Verticordia sect. Catocalypta

Scientific classification
- Kingdom: Plantae
- Clade: Tracheophytes
- Clade: Angiosperms
- Clade: Eudicots
- Clade: Rosids
- Order: Myrtales
- Family: Myrtaceae
- Genus: Verticordia
- Subgenus: Verticordia subg. Verticordia
- Section: Verticordia sect. Catocalypta (Schauer) Meisn.
- Species: 7 species: see text.

= Verticordia sect. Catocalypta =

Group of flowering plants

Verticordia sect. Catocalypta is one of eleven sections in the subgenus Verticordia. It includes seven species of plants in the genus Verticordia. Plants in this section are small, bushy shrubs which grow to a height of up to 1 m, have thick, fleshy, leaves which are triangular in cross-section. The flowers are arranged in open, corymb-like heads of relatively large flowers. Importantly, their sepals have down-turned, tufts of hair which surround the floral cup.

In 1843, Johannes Conrad Schauer described Verticordia subg.
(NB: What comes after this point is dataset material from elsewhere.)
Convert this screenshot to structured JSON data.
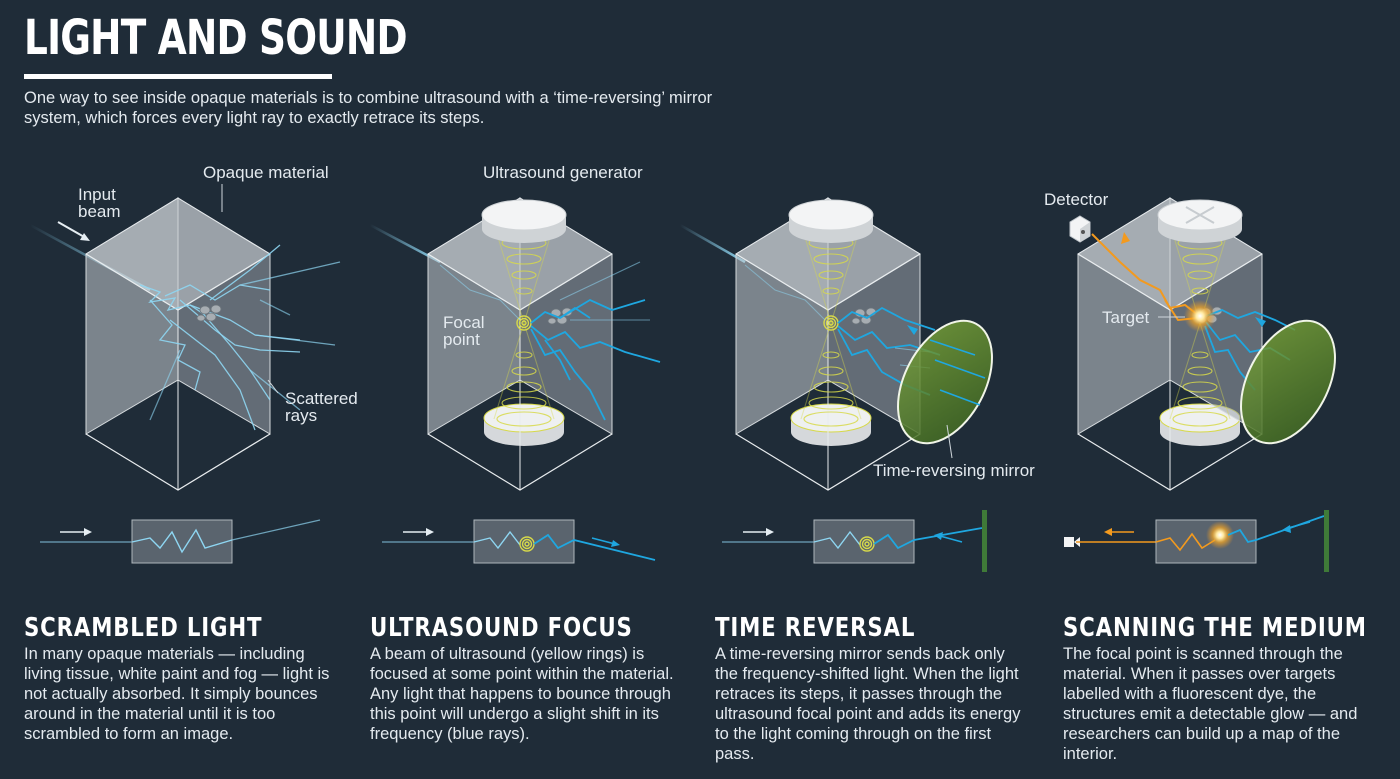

Catocalypta and published the description in Monographia Myrtacearum Xerocarpicarum. In 1856, Carl Meissner relegated the subgenus to a section. Schauer did not provide an etymology for Catocalypta but in Ancient Greek, kato means "down below" and kalyptos means "covered", probably referring to the tufts of hair covering the floral cup.

When Alex George reviewed the genus in 1991 he retained Meissner's description.

The type species for this section is Verticordia insignis and the other six species are V. roei, V. inclusa, V. apecta, V. habrantha, V. lehmannii and V. pritzelii.